Now aside from that small minor issue everything else on Ubuntu Budgie 21.10 has been a seamless and enjoyable experience. The two main new features of this release are the improved window management system of Shuffle and the introduction of the Windows 11 like layout. Starting with the Shuffler it now has new auto tiling like features to organise your desktop windows in a way to utilize all of your screen space. It also comes with a new Shuffler applet that can live in one of your desktop panels. Hovering over the applet will allow you to select a number of different window layouts. It’s not too dissimilar to the new snapping features from Windows 11 which is where I assume they drew inspiration from. It’s a fun and handy little tool that will be better the more you use it. With further refinements and updates you could put it in the same sort of category that Pop Shell and Material Shell belong on GNOME.

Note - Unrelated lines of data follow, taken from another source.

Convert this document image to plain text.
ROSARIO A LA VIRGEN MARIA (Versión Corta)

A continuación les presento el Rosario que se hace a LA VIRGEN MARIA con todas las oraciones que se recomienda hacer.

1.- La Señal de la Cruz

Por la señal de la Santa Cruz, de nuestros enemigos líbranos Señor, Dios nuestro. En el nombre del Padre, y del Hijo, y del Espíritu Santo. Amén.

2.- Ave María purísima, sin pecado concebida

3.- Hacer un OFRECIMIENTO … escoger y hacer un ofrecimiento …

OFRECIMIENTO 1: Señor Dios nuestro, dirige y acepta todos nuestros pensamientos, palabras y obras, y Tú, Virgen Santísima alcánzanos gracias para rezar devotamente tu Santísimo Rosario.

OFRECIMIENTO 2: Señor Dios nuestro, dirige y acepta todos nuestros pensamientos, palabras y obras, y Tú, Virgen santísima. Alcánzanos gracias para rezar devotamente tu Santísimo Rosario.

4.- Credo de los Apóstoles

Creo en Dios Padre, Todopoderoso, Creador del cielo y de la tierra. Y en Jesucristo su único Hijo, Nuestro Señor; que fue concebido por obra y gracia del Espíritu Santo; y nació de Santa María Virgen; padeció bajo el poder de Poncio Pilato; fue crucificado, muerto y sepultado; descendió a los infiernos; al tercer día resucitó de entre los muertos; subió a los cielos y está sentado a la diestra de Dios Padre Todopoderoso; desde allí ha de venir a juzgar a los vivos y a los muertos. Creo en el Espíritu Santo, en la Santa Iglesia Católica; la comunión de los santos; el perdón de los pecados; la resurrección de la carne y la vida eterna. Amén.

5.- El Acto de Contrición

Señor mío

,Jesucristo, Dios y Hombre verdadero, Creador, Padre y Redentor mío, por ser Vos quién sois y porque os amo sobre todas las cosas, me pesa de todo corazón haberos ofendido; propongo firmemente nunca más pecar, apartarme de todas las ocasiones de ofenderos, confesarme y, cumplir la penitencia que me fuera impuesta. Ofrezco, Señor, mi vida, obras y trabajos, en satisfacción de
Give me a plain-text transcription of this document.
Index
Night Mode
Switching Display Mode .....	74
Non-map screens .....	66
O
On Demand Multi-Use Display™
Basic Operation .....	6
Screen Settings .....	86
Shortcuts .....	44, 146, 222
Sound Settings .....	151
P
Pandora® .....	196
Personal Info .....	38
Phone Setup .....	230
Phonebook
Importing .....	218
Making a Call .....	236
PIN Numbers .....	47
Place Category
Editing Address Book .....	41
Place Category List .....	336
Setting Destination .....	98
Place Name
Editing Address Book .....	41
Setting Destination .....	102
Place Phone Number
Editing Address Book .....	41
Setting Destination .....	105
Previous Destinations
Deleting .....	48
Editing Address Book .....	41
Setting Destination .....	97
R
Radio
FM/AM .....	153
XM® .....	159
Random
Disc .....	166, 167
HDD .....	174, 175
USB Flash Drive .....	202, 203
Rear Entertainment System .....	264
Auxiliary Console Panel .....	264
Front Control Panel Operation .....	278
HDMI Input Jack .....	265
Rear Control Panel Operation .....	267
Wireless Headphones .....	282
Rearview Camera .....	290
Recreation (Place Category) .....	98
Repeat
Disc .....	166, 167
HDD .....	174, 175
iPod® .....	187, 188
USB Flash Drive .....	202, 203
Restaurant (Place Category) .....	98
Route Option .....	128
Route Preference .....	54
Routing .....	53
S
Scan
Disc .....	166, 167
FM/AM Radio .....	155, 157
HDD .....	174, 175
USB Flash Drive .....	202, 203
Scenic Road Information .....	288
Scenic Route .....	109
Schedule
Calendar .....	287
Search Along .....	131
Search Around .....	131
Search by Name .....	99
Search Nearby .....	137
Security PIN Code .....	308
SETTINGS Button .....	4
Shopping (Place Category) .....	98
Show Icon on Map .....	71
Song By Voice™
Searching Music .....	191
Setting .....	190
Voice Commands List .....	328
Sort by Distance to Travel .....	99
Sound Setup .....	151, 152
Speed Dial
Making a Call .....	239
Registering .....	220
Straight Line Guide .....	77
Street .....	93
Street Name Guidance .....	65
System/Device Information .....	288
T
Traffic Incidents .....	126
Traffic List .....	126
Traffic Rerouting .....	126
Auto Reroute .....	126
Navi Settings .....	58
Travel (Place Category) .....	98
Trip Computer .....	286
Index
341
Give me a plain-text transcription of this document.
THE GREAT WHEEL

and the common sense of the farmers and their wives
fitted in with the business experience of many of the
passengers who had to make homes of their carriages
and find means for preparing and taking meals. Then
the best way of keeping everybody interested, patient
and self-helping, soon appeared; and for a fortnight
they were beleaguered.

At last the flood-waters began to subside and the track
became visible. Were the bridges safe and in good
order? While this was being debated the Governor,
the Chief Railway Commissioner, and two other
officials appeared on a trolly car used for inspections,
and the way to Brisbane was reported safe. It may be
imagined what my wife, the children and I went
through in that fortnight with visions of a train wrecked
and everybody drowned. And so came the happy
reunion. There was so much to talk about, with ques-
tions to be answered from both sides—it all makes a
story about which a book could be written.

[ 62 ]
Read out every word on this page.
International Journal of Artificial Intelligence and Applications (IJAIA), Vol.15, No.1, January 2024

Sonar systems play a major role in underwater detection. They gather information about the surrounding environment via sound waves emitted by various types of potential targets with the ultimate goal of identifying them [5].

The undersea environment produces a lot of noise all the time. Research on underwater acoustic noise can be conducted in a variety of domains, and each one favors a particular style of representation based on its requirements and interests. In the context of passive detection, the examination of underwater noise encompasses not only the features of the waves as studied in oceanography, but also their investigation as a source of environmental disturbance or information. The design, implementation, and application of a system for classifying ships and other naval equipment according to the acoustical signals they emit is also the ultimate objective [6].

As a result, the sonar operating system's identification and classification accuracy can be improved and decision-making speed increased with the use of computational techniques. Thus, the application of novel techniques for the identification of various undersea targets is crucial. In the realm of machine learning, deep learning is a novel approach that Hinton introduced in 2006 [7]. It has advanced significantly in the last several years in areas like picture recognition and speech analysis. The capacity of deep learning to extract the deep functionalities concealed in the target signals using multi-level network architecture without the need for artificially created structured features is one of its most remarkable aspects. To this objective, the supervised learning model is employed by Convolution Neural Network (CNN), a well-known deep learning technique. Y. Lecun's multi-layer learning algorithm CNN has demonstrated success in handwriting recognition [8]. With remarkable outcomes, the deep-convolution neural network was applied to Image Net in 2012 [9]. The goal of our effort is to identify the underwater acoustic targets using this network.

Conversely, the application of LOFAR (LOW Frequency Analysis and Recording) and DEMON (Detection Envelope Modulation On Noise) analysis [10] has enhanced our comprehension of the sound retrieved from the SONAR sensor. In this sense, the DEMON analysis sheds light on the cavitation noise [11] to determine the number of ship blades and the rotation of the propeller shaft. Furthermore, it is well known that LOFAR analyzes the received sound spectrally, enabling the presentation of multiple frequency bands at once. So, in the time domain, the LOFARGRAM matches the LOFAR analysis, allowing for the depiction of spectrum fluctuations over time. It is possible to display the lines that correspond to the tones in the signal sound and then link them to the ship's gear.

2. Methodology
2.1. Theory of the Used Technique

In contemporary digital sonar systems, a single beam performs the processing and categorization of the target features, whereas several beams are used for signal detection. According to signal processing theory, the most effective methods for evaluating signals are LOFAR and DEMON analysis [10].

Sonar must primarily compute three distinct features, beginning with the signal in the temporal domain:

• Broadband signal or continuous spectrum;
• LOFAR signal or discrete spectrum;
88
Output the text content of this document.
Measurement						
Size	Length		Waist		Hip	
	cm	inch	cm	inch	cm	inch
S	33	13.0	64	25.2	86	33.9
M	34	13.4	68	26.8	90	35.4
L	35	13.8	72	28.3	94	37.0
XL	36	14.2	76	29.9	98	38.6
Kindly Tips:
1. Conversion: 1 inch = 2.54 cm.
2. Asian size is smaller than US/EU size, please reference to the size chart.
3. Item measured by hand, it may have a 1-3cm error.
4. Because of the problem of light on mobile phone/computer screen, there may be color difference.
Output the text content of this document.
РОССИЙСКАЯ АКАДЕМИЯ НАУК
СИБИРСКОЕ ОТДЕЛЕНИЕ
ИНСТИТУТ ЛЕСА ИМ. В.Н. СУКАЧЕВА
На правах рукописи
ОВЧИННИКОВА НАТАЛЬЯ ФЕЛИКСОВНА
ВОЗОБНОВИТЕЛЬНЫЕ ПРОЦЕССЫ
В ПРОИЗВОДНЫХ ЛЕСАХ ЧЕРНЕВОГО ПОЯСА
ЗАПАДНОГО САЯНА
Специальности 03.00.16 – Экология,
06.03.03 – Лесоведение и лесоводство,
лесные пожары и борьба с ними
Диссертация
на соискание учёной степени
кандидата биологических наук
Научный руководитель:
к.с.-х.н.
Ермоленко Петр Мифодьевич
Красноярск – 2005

As for the Windows 11 layout there isn’t too much to say here. In essence it will condense your dock and panel into a single panel at the bottom of your screen. It will change the application menu slightly to more closely mimic the Start menu on windows 11 and will centre your pinned applications. Combined with the new Windows Shuffler applet you have a nice new workflow to use with your Budgie system. This is one of the great things about Ubuntu Budgie, it’s flexible. It will adapt to your workflow instead of the other way around.
There are several other behind the scenes changes and quality of life improvements that you can read about here. All in all I’m happy with this new release of Ubuntu Budgie and it’s yet again the standout flavour of all of the official Ubuntu versions.